Updated 6:35 p.m., January 27
Former President Bill Clinton returned to North Carolina this morning for the first time since the now-mythic primary battle between his wife/current Secretary of State Hilary Clinton and President Barack Obama.
The (Raleigh) News and Observer reported this morning:
The last time Raleigh saw Bill Clinton, he was standing in the bed of an antique Ford pickup, wrapping up a furious 11-city barnstorm.
Gesturing with his fist, he insisted that North Carolina voters would start an earthquake that would send Hillary Rodham Clinton to the White House -- a trick he suggested President Barack Obama couldn't pull off.
Luckily, however, the former president, who got himself into hot water in the midst of the campaign for overstepping his bounds, seems to have let go of his past beef with the former Illinois Senator and changed his tone. Speaking in front a packed audience at North Carolina State University as part of the NCSU's Millennium Lecture Series, organized by N.C.'s former first lady, Mary Easley, Clinton lauded the ascendency of the nation's first black president.
The N&O reported:
"The number one fact of life in the modern world and the most important thing about the election of President Obama," he said, is a sense of "communitarianism" that requires people to get along because their futures are bound together.

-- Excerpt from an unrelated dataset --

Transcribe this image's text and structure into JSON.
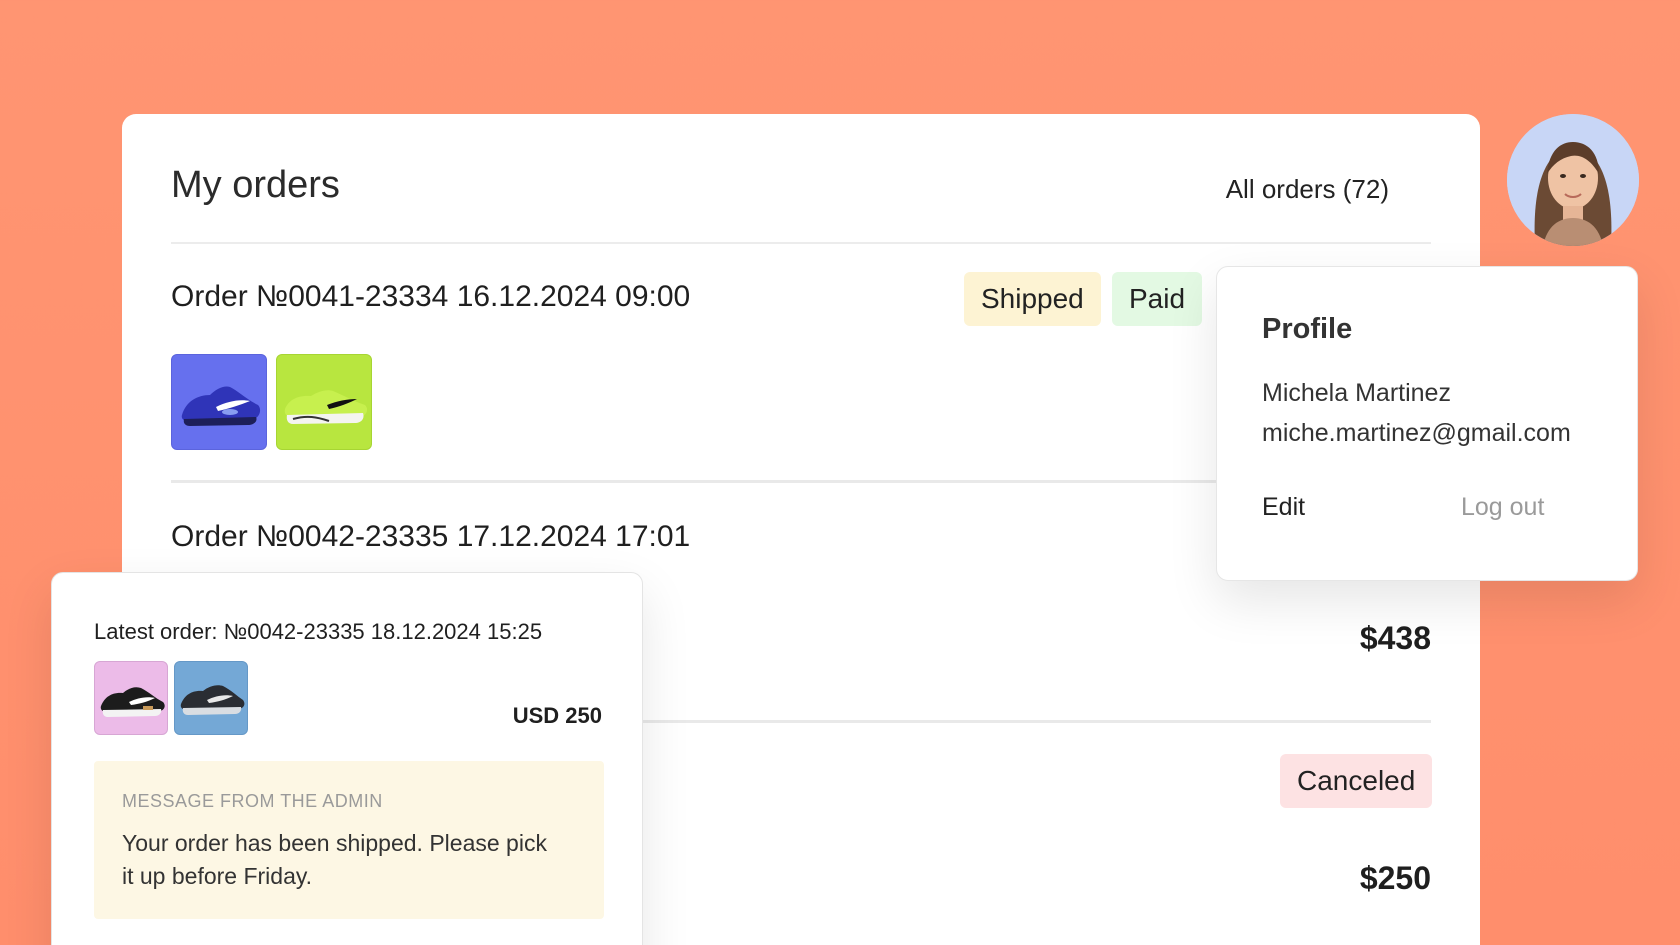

"It is possible to escape the burden of our history, because this is not a biracial country anymore, and we don't see ourselves that way anymore," he said. "We are we multi-racial, multi-ethnic, multi-religious. ... We haven't exactly moved to the left so much as we've moved forward together."
For those who didn't make it to the 10:30 event, the speech is being broadcast on UNC-TV tonight at 9 p.m.